For that matter, astute medical device engineering and design companies, such as DeviceLab must further stay keenly aware of trends that indicate increased market pressures for lower costs and be able to respond to them. Shipping weight is a prime example. Even the smallest and lightest medical devices can become remarkably heavy when packaged into boxes, cartons, cases and palettes…which translates into higher shipping costs. Or likewise, those same medical devices packages can become remarkably large items that not only can increase shipping costs, but warehousing as well.

 

DeviceLab is keenly aware of this, which is why we are always thinking in term of “Is there a lighter yet equally durable material we can use?” “Is there a redundant part that can be ‘designed out’ out of the final product—which not only reduces weight, but also the costs related to materials and manufacturing?”

 

How Medical Equipment Design Improves Access to Healthcare

 

 “Outpatient shift” and “personalized medicine.” Although this trend again highly relates to reducing healthcare costs, it’s also simply a unique advantage of living in our modern times.
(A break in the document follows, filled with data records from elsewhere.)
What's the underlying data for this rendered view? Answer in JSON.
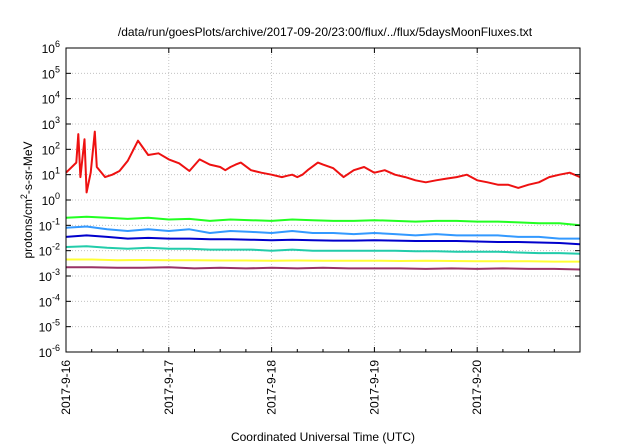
{
  "chart_data": {
    "type": "line",
    "title": "/data/run/goesPlots/archive/2017-09-20/23:00/flux/../flux/5daysMoonFluxes.txt",
    "xlabel": "Coordinated Universal Time (UTC)",
    "ylabel": "protons/cm²-s-sr-MeV",
    "ylabel_parts": {
      "pre": "protons/cm",
      "sup": "2",
      "post": "-s-sr-MeV"
    },
    "x_range_days": [
      "2017-09-16",
      "2017-09-21"
    ],
    "x_ticks": [
      "2017-9-16",
      "2017-9-17",
      "2017-9-18",
      "2017-9-19",
      "2017-9-20"
    ],
    "y_scale": "log",
    "y_range": [
      1e-06,
      1000000.0
    ],
    "y_ticks": [
      {
        "base": "10",
        "exp": "-6"
      },
      {
        "base": "10",
        "exp": "-5"
      },
      {
        "base": "10",
        "exp": "-4"
      },
      {
        "base": "10",
        "exp": "-3"
      },
      {
        "base": "10",
        "exp": "-2"
      },
      {
        "base": "10",
        "exp": "-1"
      },
      {
        "base": "10",
        "exp": "0"
      },
      {
        "base": "10",
        "exp": "1"
      },
      {
        "base": "10",
        "exp": "2"
      },
      {
        "base": "10",
        "exp": "3"
      },
      {
        "base": "10",
        "exp": "4"
      },
      {
        "base": "10",
        "exp": "5"
      },
      {
        "base": "10",
        "exp": "6"
      }
    ],
    "grid": true,
    "series": [
      {
        "color": "#ee1111",
        "x": [
          0.0,
          0.1,
          0.12,
          0.14,
          0.18,
          0.2,
          0.24,
          0.28,
          0.3,
          0.38,
          0.45,
          0.52,
          0.6,
          0.7,
          0.8,
          0.9,
          1.0,
          1.1,
          1.2,
          1.3,
          1.4,
          1.5,
          1.55,
          1.6,
          1.65,
          1.7,
          1.8,
          1.9,
          2.0,
          2.1,
          2.15,
          2.2,
          2.25,
          2.3,
          2.35,
          2.45,
          2.5,
          2.6,
          2.7,
          2.8,
          2.9,
          3.0,
          3.1,
          3.2,
          3.3,
          3.4,
          3.5,
          3.6,
          3.7,
          3.8,
          3.9,
          4.0,
          4.1,
          4.2,
          4.3,
          4.4,
          4.5,
          4.6,
          4.7,
          4.8,
          4.9,
          5.0
        ],
        "y": [
          12,
          30,
          400,
          8,
          250,
          2,
          12,
          500,
          20,
          8,
          10,
          14,
          35,
          220,
          60,
          70,
          40,
          28,
          14,
          40,
          25,
          20,
          15,
          20,
          25,
          30,
          15,
          12,
          10,
          8,
          9,
          10,
          8,
          10,
          15,
          30,
          25,
          18,
          8,
          15,
          20,
          12,
          15,
          10,
          8,
          6,
          5,
          6,
          7,
          8,
          10,
          6,
          5,
          4,
          4,
          3,
          4,
          5,
          8,
          10,
          12,
          8
        ]
      },
      {
        "color": "#22ff22",
        "x": [
          0.0,
          0.2,
          0.4,
          0.6,
          0.8,
          1.0,
          1.2,
          1.4,
          1.6,
          1.8,
          2.0,
          2.2,
          2.4,
          2.6,
          2.8,
          3.0,
          3.2,
          3.4,
          3.6,
          3.8,
          4.0,
          4.2,
          4.4,
          4.6,
          4.8,
          5.0
        ],
        "y": [
          0.2,
          0.22,
          0.2,
          0.18,
          0.2,
          0.17,
          0.18,
          0.15,
          0.17,
          0.16,
          0.15,
          0.17,
          0.16,
          0.15,
          0.15,
          0.16,
          0.15,
          0.14,
          0.15,
          0.15,
          0.14,
          0.14,
          0.13,
          0.12,
          0.12,
          0.1
        ]
      },
      {
        "color": "#3399ff",
        "x": [
          0.0,
          0.2,
          0.4,
          0.6,
          0.8,
          1.0,
          1.2,
          1.4,
          1.6,
          1.8,
          2.0,
          2.2,
          2.4,
          2.6,
          2.8,
          3.0,
          3.2,
          3.4,
          3.6,
          3.8,
          4.0,
          4.2,
          4.4,
          4.6,
          4.8,
          5.0
        ],
        "y": [
          0.08,
          0.09,
          0.07,
          0.06,
          0.07,
          0.06,
          0.07,
          0.05,
          0.06,
          0.055,
          0.05,
          0.06,
          0.05,
          0.05,
          0.045,
          0.05,
          0.045,
          0.04,
          0.045,
          0.04,
          0.04,
          0.04,
          0.035,
          0.035,
          0.03,
          0.03
        ]
      },
      {
        "color": "#0000cc",
        "x": [
          0.0,
          0.2,
          0.4,
          0.6,
          0.8,
          1.0,
          1.2,
          1.4,
          1.6,
          1.8,
          2.0,
          2.2,
          2.4,
          2.6,
          2.8,
          3.0,
          3.2,
          3.4,
          3.6,
          3.8,
          4.0,
          4.2,
          4.4,
          4.6,
          4.8,
          5.0
        ],
        "y": [
          0.035,
          0.04,
          0.035,
          0.03,
          0.032,
          0.03,
          0.03,
          0.028,
          0.028,
          0.027,
          0.026,
          0.027,
          0.026,
          0.025,
          0.025,
          0.026,
          0.025,
          0.024,
          0.024,
          0.024,
          0.023,
          0.022,
          0.022,
          0.021,
          0.02,
          0.018
        ]
      },
      {
        "color": "#22ccaa",
        "x": [
          0.0,
          0.2,
          0.4,
          0.6,
          0.8,
          1.0,
          1.2,
          1.4,
          1.6,
          1.8,
          2.0,
          2.2,
          2.4,
          2.6,
          2.8,
          3.0,
          3.2,
          3.4,
          3.6,
          3.8,
          4.0,
          4.2,
          4.4,
          4.6,
          4.8,
          5.0
        ],
        "y": [
          0.014,
          0.015,
          0.013,
          0.012,
          0.013,
          0.012,
          0.012,
          0.011,
          0.011,
          0.011,
          0.01,
          0.011,
          0.01,
          0.01,
          0.01,
          0.01,
          0.01,
          0.0095,
          0.0095,
          0.009,
          0.009,
          0.009,
          0.0085,
          0.008,
          0.008,
          0.0075
        ]
      },
      {
        "color": "#ffff33",
        "x": [
          0.0,
          0.25,
          0.5,
          0.75,
          1.0,
          1.25,
          1.5,
          1.75,
          2.0,
          2.25,
          2.5,
          2.75,
          3.0,
          3.25,
          3.5,
          3.75,
          4.0,
          4.25,
          4.5,
          4.75,
          5.0
        ],
        "y": [
          0.0045,
          0.0045,
          0.0042,
          0.0043,
          0.0042,
          0.0042,
          0.0041,
          0.0041,
          0.004,
          0.0041,
          0.004,
          0.004,
          0.004,
          0.0039,
          0.004,
          0.0039,
          0.0038,
          0.0038,
          0.0038,
          0.0037,
          0.0037
        ]
      },
      {
        "color": "#993366",
        "x": [
          0.0,
          0.25,
          0.5,
          0.75,
          1.0,
          1.25,
          1.5,
          1.75,
          2.0,
          2.25,
          2.5,
          2.75,
          3.0,
          3.25,
          3.5,
          3.75,
          4.0,
          4.25,
          4.5,
          4.75,
          5.0
        ],
        "y": [
          0.0022,
          0.0022,
          0.0021,
          0.0021,
          0.0022,
          0.002,
          0.0021,
          0.002,
          0.0021,
          0.002,
          0.0021,
          0.002,
          0.002,
          0.002,
          0.0019,
          0.002,
          0.0019,
          0.002,
          0.0019,
          0.0019,
          0.0018
        ]
      }
    ]
  }
}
Not everybody has—or needs—immediate access to emergency rooms and clinics. Rather than trying to improve the very expensive (and occasionally impossible) activity of transporting patients to healthcare providers, it’s increasingly becoming easier and much less expensive to bring healthcare providers to the patients.

 

This is precisely why we’ve been rapidly improving our capabilities in what we believe will be the medical device design trend in coming years: wireless medical device design that exploit the emerging Internet-of-Things (IoT) revolution. IoT/wireless medical devices essentially enable patients get urgent or long-term care because they can be better monitored and treated from “home base” facilities.

 

That’s not to say wireless medical equipment only demonstrate their value or optimal function in remote locations. On the contrary, they are increasingly helping nurses and doctors provide better, faster and more affordable care in traditional inpatient and outpatient environments.

 

However, for any of that to happen—be it now or in the future with even better and more innovative medical devices—it will be up to medical device design companies like ours to help innovators bring their ideas to reality and/or to make them even lighter, smaller, more durable and more efficient.

 

What medical device trends in 2016 have you noticed as being the most emergent, crucial or perhaps overlooked or overrated?